The corresponding results are shown in Figure 6. In (a) and (b) we see the cross sectional bright field TEM images, while in (c) the corresponding electron diffraction pattern. In panel (a) we reveal the Si substrate (indicated by 1), a very thin amorphous layer (indicated by 2) and another layer on top (indicated by 3). Within this last layer we identify Al nanocrystals (indicated by (a)) and round shape multi-phase clusters, containing different phases of Pt, Al and Si. This means that in this sample the Al film is not fully transformed into Al₂O₃, but some Al nanocrystals still remain. From the electron diffraction pattern of panel (c) it was revealed that some of the Al nanocrystals are in very good epitaxial relationship with the Si substrate. In panel (b) the pores of the porous anodic alumina (PAA) are shown in larger magnification, while the inset illustrates the barrier layer at the bottom of the pores.

Sample PAA/S-30 min, end of the process after the final abrupt increase in the anodization current

The corresponding results are shown in Figure 7. At the interface of Pt with Si large nanograins are depicted, as those identified on the surface of sample S-30 min (see panel a).

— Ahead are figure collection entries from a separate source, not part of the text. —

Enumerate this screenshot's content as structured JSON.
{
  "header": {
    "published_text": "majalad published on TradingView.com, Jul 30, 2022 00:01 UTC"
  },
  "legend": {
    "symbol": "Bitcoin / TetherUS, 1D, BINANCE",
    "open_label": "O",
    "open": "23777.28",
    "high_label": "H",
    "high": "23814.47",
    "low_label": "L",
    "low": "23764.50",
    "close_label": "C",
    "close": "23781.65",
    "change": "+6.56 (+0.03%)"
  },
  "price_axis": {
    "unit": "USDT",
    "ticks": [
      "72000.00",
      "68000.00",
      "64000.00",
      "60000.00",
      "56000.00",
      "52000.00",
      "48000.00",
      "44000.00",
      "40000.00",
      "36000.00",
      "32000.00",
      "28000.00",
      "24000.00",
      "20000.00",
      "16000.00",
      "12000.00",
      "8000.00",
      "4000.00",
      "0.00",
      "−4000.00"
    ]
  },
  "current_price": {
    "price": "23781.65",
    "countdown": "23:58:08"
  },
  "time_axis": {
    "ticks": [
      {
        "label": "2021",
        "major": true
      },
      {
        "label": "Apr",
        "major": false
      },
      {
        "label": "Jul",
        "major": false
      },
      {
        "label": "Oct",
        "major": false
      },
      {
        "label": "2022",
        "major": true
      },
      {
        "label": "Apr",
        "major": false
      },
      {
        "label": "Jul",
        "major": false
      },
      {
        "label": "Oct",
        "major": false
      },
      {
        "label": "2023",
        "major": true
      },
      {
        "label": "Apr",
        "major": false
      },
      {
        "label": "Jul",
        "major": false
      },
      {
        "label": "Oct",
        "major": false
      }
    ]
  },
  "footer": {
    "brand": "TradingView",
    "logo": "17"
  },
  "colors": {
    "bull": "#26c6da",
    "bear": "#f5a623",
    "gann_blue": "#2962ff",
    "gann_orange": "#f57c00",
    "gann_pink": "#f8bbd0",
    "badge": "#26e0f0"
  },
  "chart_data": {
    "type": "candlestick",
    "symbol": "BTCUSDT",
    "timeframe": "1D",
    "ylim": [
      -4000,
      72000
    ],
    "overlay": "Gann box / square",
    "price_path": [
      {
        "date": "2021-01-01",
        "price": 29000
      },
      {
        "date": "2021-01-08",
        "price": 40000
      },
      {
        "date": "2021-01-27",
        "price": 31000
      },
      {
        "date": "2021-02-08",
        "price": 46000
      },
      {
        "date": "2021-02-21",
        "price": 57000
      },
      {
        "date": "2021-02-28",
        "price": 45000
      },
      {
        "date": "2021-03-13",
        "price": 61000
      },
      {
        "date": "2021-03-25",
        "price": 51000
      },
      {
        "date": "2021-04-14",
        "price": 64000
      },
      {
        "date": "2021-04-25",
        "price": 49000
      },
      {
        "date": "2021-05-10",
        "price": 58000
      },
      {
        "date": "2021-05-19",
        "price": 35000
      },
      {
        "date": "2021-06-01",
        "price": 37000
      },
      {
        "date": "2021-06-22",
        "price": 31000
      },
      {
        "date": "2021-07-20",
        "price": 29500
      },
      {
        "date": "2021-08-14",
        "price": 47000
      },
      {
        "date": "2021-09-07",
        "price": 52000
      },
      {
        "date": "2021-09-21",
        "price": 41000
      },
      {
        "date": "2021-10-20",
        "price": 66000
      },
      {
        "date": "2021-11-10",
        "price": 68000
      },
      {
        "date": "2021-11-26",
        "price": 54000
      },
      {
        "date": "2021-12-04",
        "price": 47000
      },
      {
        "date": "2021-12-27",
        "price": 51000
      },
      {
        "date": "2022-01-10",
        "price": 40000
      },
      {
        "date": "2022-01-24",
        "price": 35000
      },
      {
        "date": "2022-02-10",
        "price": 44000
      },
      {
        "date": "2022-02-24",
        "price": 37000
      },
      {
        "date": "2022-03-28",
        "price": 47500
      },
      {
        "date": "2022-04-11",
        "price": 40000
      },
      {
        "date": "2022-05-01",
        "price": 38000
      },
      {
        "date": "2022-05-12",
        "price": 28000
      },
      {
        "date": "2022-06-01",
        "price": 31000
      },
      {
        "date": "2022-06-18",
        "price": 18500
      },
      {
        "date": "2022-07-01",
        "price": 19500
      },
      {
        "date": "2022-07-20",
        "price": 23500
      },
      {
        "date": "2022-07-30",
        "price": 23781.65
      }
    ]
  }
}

The barrier layer usually observed at each pore bottom is absent above the nanograin and the pores seem to reach directly the grain surface. This explains the appearance of the high leakage current in the anodization curve, which can be attributed to a direct current flow from the electrolyte to the Si surface through the nanograin. The existence of the grains prevents the homogeneous oxidation of the Si surface through the pores at the Al₂O₃/Si interface.